The two forces have mostly avoided crashing into each other thanks to a deconfliction line that runs across the province along the winding Euphrates River.
Syrian troops are battling IS on the western river bank, while the US-backed Syrian Democratic Forces fight on the east.
Iraqi warplanes also have occasionally bombed IS positions in Syria’s east.
Al-Hari lies on the western side, close to the river and the deconfliction line.
The buffer has largely been successful in keeping the two offensives apart, but there have been exceptions.
Last month a dozen pro-regime fighters were killed in an airstrike on Syrian government positions that the Observatory and state media blamed on the coalition.
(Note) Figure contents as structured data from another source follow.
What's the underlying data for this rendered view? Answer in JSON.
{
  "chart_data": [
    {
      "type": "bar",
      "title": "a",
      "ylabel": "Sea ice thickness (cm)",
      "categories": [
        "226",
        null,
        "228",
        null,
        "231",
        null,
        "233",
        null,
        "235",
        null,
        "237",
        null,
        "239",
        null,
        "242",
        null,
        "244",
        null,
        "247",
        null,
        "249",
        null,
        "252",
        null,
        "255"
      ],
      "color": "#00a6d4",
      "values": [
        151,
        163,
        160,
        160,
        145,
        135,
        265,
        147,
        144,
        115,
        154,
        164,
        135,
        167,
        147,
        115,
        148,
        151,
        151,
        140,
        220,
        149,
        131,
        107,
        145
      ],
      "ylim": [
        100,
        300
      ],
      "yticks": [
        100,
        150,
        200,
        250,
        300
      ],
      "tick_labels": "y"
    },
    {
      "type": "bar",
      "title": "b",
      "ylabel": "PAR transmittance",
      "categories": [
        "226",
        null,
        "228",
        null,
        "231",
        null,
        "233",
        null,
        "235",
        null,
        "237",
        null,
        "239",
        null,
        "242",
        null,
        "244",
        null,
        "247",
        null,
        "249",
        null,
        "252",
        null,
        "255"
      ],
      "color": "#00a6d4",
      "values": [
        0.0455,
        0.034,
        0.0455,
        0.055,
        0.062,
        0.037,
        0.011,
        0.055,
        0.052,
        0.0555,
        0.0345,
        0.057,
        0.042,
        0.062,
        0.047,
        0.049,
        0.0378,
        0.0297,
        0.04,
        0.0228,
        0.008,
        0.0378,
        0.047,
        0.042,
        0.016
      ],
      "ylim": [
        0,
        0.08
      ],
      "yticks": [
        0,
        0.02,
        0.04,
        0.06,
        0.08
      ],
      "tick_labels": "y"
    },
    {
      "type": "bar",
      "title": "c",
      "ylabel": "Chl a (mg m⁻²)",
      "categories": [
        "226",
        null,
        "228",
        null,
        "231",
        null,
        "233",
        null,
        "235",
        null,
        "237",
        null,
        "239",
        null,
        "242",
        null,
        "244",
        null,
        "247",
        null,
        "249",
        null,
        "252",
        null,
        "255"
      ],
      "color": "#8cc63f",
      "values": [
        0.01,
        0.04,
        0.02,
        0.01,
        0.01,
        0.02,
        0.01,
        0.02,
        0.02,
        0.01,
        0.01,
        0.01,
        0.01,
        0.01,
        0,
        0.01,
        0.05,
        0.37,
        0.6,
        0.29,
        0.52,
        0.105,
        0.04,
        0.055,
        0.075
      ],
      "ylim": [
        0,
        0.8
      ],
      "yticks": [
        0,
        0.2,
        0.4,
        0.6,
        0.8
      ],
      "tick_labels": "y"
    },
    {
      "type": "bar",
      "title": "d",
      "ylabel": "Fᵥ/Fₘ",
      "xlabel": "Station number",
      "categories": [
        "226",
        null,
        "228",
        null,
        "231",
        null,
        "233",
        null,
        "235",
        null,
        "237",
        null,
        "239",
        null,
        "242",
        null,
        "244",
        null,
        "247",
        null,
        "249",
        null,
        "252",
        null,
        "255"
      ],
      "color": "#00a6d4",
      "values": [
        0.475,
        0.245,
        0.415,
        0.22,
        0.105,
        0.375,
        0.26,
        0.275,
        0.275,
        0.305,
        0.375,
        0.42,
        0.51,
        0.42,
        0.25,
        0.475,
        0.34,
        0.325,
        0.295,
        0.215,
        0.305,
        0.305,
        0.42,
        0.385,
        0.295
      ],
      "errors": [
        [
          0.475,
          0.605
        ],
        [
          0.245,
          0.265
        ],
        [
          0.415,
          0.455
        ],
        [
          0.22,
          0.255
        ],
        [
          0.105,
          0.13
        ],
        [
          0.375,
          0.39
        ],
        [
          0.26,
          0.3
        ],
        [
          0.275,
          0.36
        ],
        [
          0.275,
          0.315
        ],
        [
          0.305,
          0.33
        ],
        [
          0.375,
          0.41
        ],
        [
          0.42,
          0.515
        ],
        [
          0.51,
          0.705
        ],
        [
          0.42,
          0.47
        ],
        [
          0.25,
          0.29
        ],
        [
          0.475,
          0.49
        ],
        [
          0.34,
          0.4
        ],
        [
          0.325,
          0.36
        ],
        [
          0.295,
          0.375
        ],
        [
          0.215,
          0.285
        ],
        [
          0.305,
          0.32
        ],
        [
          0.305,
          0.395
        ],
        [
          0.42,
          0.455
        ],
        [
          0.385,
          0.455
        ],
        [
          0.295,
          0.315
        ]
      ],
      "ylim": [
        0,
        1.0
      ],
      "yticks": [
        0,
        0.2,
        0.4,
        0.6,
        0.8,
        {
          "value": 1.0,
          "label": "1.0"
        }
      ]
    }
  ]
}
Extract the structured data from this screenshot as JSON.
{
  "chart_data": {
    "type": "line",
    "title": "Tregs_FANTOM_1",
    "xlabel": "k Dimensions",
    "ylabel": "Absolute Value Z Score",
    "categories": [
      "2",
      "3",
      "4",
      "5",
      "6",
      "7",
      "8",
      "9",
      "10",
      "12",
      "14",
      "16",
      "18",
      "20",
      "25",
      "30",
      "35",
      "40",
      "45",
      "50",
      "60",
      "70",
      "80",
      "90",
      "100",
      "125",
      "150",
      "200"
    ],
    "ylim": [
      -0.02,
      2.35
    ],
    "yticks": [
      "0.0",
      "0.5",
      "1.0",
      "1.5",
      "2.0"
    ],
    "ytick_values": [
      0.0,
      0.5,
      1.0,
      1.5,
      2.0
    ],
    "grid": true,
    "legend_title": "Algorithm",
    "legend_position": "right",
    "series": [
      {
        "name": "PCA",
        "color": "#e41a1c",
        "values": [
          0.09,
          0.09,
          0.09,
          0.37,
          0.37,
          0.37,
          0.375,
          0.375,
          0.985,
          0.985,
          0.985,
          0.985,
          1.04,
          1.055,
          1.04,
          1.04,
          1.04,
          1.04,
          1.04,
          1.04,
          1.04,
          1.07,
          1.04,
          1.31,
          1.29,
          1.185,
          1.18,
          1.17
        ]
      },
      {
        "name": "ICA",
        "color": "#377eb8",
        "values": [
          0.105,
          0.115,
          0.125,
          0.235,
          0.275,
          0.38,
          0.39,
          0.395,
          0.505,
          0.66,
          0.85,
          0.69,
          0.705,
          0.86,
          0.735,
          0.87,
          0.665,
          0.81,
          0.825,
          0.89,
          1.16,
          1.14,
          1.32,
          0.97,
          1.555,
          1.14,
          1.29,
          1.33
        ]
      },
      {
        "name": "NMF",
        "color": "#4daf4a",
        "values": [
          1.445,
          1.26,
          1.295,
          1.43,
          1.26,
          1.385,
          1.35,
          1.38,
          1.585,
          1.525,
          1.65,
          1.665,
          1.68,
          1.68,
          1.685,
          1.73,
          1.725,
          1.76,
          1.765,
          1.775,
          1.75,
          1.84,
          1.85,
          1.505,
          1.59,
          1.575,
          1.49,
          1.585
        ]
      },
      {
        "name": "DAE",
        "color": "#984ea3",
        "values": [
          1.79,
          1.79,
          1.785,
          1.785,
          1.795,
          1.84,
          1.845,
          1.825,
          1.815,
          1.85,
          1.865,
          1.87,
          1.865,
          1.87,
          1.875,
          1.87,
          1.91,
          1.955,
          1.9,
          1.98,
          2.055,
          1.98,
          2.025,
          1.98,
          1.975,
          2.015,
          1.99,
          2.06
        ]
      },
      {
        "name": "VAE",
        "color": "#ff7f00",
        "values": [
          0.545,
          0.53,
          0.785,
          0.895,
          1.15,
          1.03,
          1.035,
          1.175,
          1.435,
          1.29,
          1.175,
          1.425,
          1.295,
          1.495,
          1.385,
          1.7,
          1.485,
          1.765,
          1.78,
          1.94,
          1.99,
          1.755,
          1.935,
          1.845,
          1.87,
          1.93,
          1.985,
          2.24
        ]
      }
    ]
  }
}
The Pentagon denied responsibility.
‘Notorious transit town’
In February, US-led coalition airstrikes killed at least 100 pro-regime fighters in Deir Ezzor province, including Russians.
“The strike on Al-Hari produced the highest death toll for regime forces since the February incident,” Observatory head Abdel Rahman told AFP.
More than 350,000 people have been killed since Syria’s conflict erupted in 2011 with protests against Assad’s rule.
Those demonstrations spiraled into a full-blown war that has drawn in world powers and seen the rise of jihadist forces like IS.
The strike on Al-Hari came a day after the US-backed SDF announced it had ousted IS from Dashisha, a village to the north in Syria’s Hasakeh province.
The village had been one of the last IS-controlled areas on a corridor linking Syria with Iraq.
“For the first time in four years, Dashisha, a notorious transit town for weapons, fighters, and suicide bombers between Iraq and Syria, is no longer controlled by ISIS terrorists,” Brett McGurk, the US president’s special envoy for the war against IS, said on Monday.